The son didn’t want to go into the family business and attended the University of Munich, gaining doctorates in anthropology and medicine. In January 1937 he joined the Nazi Party, having developed a deep ideological affinity on the issue of race. As an expert on genetics, Mengele became a racial examiner and began work at Auschwitz in May 1943.
He fled as the Soviet Red Army approached, taking his notes. These have never been found. In the post-war chaos there were eight million Nazis in Germany and Mengele escaped the net by using false names and working on a farm in the village of Mangolding for almost three years. With the support of his wealthy family and a Red Cross passport in the name Helmut Gregor he joned a “ratline” escape route to South America.
This offered a guide, clandestine accommodation and false documents at each stop. He left Bavaria for Austria, crossed through the town of Brenner into Italy, travelled to Genoa and on May 26, 1949 boarded the ship North King for a new life in Argentina where President Juan Domingo Péron welcomed fugitives from the Third Reich with open arms. Nazi escapees easily blended in with the many European immigrants in Buenos Aires.

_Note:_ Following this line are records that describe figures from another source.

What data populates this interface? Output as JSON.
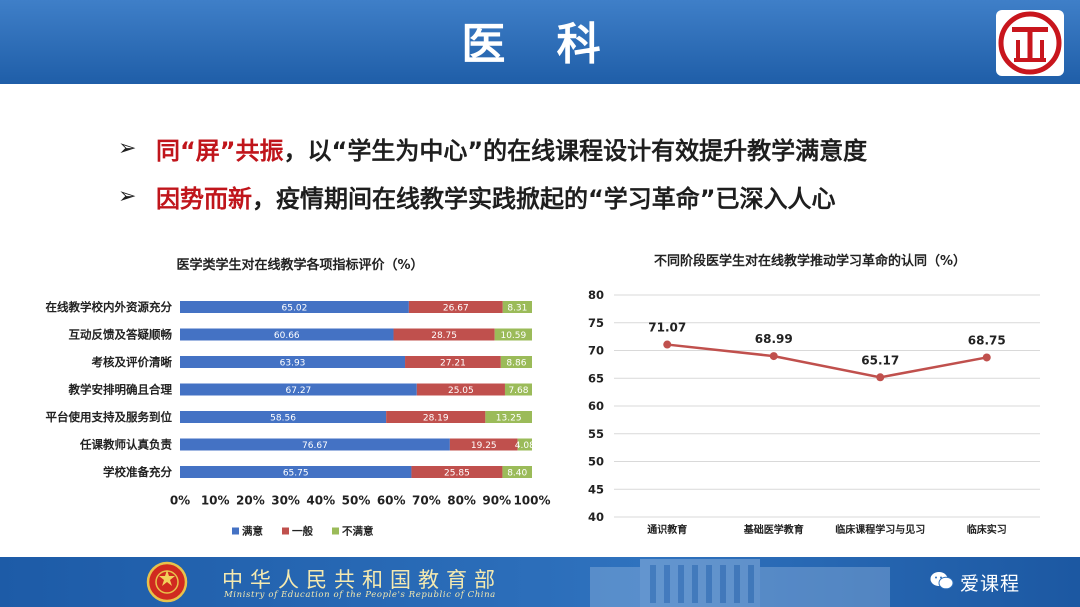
{
  "header": {
    "title": "医 科"
  },
  "bullets": [
    {
      "highlight": "同“屏”共振",
      "rest": "，以“学生为中心”的在线课程设计有效提升教学满意度"
    },
    {
      "highlight": "因势而新",
      "rest": "，疫情期间在线教学实践掀起的“学习革命”已深入人心"
    }
  ],
  "footer": {
    "org_cn": "中华人民共和国教育部",
    "org_en": "Ministry of Education of the People's Republic of China",
    "watermark": "爱课程"
  },
  "colors": {
    "header_blue": "#2e6db8",
    "satisfied": "#4472c4",
    "average": "#c0504d",
    "unsatisfied": "#9bbb59",
    "line": "#c0504d",
    "highlight_red": "#c0151b"
  },
  "chart_data": [
    {
      "type": "bar",
      "orientation": "horizontal",
      "stacked": "percent",
      "title": "医学类学生对在线教学各项指标评价（%）",
      "categories": [
        "在线教学校内外资源充分",
        "互动反馈及答疑顺畅",
        "考核及评价清晰",
        "教学安排明确且合理",
        "平台使用支持及服务到位",
        "任课教师认真负责",
        "学校准备充分"
      ],
      "series": [
        {
          "name": "满意",
          "values": [
            65.02,
            60.66,
            63.93,
            67.27,
            58.56,
            76.67,
            65.75
          ]
        },
        {
          "name": "一般",
          "values": [
            26.67,
            28.75,
            27.21,
            25.05,
            28.19,
            19.25,
            25.85
          ]
        },
        {
          "name": "不满意",
          "values": [
            8.31,
            10.59,
            8.86,
            7.68,
            13.25,
            4.08,
            8.4
          ]
        }
      ],
      "value_labels": [
        [
          "65.02",
          "60.66",
          "63.93",
          "67.27",
          "58.56",
          "76.67",
          "65.75"
        ],
        [
          "26.67",
          "28.75",
          "27.21",
          "25.05",
          "28.19",
          "19.25",
          "25.85"
        ],
        [
          "8.31",
          "10.59",
          "8.86",
          "7.68",
          "13.25",
          "4.08",
          "8.40"
        ]
      ],
      "x_ticks": [
        "0%",
        "10%",
        "20%",
        "30%",
        "40%",
        "50%",
        "60%",
        "70%",
        "80%",
        "90%",
        "100%"
      ],
      "xlim": [
        0,
        100
      ],
      "legend": "bottom"
    },
    {
      "type": "line",
      "title": "不同阶段医学生对在线教学推动学习革命的认同（%）",
      "categories": [
        "通识教育",
        "基础医学教育",
        "临床课程学习与见习",
        "临床实习"
      ],
      "values": [
        71.07,
        68.99,
        65.17,
        68.75
      ],
      "value_labels": [
        "71.07",
        "68.99",
        "65.17",
        "68.75"
      ],
      "ylim": [
        40,
        80
      ],
      "y_ticks": [
        "80",
        "75",
        "70",
        "65",
        "60",
        "55",
        "50",
        "45",
        "40"
      ],
      "grid": true
    }
  ]
}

Mengele settled, married in Uruguay and became a homeowner and a carpenter with his own company in Argentina. He even lived under his own name and visited Switzerland in 1956. The hunt for Nazis waxed and waned, but in 1959, 10 men of the Einsatzkommando death squads were jailed in the first major trial of mass extermination crimes in a German court, and the Central Office for the Investigation of Nazi Crimes was set up in Germany.
“Finally, German justice was interested in finding out what had happened in the largest Nazi extermination camp,” Anton writes. These revelations led to arrest warrents being issued and Mengel’s extradition was sought. Eichmann, a major organiser of the Holocaust, was caught by Israeli agents in Argentina, smuggled to Israel, tried and hanged.
Mengele fled from the Mossad agents and Nazi hunters to Paraguay then Brazil. Gitta and Geza Stammer, a Hungarian imigrant couple, were the first people to protect him in Brazil. Here he created his “tropical Bavaria”’, a place where he could speak German and maintain his customs, beliefs, friends and connections to his homeland. And in a pleasant climate.
But the strong sea pulled him out and drowned him. Bossert was found guilty of ideological falsehood for the fake burial but the sentence was overturned on appeal under the statute of limitations. Mengele’s exhumed body was identified beyond doubt. His bones lay forgotten in the Forensic Medical Institute in São Paulo but since 2017 they have been used by students.
At Auschwitz, Mengele sometimes gave sweets to the wretched children and he set up a phony kindergarten, earning slight regard as an “angel”, but it was all for show. To history he is the “angel of death”. “How,” Anton asks in conclusion to her exemplary account, “could a criminal of this magnitude and his supporters go completely unpunished in Brazil?”